Can we all, then, agree that consensus is impossible? Symbolically consensus is indeed possible: we can agree on definitions. But this agreement is irreducible to the meaning of these definitions, ie. how they fit into our 'reality.' It is not, then, consensus that is impossible, but the sharing of something which does not objectively exist. Oh yeah, a nice definition of love: giving something to an other that one does not possess (objet petit a).


> >However, Lacan offers another reading of ethics: ethics as a viewpoint from
the perspective of evil. This is compounded with his notion that understanding involves a moment of transference - when we "assume the subject to know."


> yes i've read that but isn't it foundationally hierarchical insofar as it
attaches to that subject presumed to know? ie. him, and people in comparable positions

Yes! That's just it. In transference we impute to the other knowledge, knowledge that, in fact, they do not possess. This is why "understanding" is 'dangerous' in a sense. Because we give the other authority over us. There is nothing more insulting that when someone says, "I understand you!" because you always sense that they have no clue about what your talking about. Which is why understanding is always understanding of ones own fantasies (ie. we understand *our* sense of meaning not the imaginary of the other).

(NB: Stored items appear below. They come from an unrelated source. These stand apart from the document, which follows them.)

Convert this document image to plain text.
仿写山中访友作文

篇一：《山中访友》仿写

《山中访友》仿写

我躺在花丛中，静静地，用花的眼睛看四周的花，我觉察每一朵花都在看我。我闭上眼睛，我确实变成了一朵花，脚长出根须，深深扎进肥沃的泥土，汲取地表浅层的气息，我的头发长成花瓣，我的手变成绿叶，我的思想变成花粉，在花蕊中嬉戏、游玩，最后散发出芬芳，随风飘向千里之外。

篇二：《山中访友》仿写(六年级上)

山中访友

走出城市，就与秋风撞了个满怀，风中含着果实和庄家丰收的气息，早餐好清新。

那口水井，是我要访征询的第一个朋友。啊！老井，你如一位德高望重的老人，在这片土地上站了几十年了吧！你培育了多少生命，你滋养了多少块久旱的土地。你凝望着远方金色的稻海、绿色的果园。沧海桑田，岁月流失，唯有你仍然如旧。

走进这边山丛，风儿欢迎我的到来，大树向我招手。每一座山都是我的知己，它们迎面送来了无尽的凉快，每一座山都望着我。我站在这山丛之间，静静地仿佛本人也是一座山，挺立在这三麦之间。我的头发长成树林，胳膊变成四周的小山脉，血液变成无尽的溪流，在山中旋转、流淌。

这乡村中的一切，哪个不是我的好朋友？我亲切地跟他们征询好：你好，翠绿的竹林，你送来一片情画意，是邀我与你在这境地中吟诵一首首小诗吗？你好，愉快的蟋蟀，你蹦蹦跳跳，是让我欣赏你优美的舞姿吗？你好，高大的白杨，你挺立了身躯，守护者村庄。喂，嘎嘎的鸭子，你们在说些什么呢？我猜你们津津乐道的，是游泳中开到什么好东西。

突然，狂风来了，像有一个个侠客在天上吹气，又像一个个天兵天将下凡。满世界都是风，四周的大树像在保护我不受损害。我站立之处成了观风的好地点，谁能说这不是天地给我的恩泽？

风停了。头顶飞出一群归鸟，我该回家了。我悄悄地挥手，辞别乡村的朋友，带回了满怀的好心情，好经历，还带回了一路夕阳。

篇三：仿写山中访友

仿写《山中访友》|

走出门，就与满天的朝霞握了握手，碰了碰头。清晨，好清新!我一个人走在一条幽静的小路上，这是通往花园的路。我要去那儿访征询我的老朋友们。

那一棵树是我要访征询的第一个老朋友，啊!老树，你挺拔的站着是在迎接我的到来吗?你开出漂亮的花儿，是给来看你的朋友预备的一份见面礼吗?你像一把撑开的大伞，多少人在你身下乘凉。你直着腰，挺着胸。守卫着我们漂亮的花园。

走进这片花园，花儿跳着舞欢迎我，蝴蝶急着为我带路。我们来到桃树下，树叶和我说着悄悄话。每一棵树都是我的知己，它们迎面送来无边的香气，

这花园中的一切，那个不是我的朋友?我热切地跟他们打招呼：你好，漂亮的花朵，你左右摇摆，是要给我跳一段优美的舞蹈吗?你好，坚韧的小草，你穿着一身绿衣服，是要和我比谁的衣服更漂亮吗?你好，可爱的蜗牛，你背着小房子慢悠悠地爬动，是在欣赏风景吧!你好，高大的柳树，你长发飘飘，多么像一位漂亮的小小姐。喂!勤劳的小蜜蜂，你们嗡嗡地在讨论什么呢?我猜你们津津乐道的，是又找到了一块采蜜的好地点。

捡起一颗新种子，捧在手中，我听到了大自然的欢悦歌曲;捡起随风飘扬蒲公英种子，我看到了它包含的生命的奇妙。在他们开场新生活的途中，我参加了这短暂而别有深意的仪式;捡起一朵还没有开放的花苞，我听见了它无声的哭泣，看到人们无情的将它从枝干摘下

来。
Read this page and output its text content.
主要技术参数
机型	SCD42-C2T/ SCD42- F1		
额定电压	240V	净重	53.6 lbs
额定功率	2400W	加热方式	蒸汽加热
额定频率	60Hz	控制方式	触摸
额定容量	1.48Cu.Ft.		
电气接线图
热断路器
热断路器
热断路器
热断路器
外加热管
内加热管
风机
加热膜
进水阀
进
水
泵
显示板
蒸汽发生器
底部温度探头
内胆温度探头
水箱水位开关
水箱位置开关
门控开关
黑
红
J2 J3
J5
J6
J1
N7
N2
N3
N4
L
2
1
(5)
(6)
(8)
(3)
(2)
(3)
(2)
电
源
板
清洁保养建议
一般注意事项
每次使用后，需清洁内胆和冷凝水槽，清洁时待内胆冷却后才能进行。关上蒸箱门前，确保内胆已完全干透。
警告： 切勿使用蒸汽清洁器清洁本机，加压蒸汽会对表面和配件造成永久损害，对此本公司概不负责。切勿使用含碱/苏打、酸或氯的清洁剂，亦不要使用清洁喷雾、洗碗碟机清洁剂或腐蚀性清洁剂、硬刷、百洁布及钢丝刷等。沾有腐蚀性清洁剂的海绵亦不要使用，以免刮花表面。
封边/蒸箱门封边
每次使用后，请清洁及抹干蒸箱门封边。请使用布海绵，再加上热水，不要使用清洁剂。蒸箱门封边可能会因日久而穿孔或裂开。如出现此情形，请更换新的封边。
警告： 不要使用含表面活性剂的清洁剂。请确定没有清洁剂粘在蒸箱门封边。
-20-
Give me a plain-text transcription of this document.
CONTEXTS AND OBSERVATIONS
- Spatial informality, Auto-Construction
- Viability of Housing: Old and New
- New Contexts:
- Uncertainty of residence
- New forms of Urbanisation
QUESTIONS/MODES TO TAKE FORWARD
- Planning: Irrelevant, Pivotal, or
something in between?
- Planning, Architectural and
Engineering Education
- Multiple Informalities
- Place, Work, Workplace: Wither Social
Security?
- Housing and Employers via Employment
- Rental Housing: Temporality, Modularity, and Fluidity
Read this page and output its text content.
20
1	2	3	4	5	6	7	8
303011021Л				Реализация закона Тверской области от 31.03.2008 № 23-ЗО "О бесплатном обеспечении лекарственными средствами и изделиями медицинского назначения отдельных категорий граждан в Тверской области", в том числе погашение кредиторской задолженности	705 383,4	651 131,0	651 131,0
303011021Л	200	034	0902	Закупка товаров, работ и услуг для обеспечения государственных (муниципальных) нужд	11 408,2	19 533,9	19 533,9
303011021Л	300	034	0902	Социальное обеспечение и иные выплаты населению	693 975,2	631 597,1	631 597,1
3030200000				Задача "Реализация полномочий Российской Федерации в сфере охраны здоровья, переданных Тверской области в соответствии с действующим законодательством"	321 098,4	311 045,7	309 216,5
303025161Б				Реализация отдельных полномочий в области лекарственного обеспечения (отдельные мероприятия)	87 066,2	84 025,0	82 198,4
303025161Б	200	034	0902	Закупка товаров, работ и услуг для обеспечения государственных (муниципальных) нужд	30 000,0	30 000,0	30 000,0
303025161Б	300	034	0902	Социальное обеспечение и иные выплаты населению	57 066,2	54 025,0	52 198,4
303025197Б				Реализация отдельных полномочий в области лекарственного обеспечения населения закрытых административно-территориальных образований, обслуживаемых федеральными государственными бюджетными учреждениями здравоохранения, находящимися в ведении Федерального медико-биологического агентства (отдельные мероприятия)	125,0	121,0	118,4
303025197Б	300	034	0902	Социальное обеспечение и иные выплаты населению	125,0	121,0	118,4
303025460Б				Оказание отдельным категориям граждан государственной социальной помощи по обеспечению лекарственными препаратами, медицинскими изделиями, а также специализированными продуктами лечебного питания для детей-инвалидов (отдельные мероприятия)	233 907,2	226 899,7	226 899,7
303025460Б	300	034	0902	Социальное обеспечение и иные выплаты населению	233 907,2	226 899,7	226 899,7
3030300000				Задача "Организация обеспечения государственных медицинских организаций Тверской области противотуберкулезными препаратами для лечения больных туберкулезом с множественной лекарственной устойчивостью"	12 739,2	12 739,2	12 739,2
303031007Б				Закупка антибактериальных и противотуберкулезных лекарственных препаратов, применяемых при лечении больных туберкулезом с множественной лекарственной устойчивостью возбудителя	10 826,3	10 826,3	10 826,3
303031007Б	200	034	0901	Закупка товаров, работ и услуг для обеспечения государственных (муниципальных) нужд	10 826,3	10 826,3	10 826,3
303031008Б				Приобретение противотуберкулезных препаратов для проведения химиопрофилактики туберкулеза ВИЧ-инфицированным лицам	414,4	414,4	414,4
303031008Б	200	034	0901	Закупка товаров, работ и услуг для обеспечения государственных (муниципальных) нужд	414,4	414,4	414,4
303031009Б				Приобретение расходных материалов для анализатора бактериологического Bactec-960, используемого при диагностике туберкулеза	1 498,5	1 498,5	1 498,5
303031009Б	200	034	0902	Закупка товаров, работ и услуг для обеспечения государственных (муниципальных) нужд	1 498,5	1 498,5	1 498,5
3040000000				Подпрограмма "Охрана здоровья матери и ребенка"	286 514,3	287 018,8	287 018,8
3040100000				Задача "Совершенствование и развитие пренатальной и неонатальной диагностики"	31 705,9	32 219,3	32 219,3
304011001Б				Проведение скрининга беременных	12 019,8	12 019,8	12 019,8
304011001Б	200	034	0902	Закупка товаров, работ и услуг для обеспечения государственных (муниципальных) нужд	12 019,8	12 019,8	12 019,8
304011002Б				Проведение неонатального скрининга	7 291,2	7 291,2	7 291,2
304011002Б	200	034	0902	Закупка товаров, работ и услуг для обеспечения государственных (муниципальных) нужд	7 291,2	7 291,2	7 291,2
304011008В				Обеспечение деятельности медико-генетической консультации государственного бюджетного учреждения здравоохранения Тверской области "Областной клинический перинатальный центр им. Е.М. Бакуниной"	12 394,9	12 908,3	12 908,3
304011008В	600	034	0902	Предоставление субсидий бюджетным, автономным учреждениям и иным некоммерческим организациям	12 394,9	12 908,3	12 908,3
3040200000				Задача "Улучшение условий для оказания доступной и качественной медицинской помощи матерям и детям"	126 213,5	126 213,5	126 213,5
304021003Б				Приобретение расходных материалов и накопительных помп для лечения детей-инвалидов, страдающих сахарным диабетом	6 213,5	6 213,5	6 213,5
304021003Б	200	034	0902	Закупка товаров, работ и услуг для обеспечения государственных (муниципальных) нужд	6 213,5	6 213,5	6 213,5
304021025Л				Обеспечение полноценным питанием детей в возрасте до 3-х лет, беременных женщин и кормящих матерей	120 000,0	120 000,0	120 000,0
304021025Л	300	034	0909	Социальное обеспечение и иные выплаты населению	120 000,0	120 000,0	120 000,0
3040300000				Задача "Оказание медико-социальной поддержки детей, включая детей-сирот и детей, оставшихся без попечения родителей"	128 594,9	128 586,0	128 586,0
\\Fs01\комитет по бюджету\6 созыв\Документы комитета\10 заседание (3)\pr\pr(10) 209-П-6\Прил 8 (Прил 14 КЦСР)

> i think you've lost me, at least on the question of why consensus is giving
up desire but obviously this matters to me, so... do you really believe that in relation to that old public sphere, why was my/your/his desire at issue anyway?

In Lacan, the psychoanalytic notion of desire is very much linked to non-satisfaction, which means that we desire things because they are unavailable; and to keep desire alive, the subject needs to prevent its fulfillment. If we actually desire consensus, then we had better damn well make sure that we don't agree! If we agree, we won't desire democracy anymore.


> >When we understand, we only understand our fantasies.


> oh good. that's bullshit. thanks ken.

Ah, so you understand what I've said and are able, in short order, to dismiss it as bullshit! You've understood nothing! which is why understanding is always understand ones own fantasy!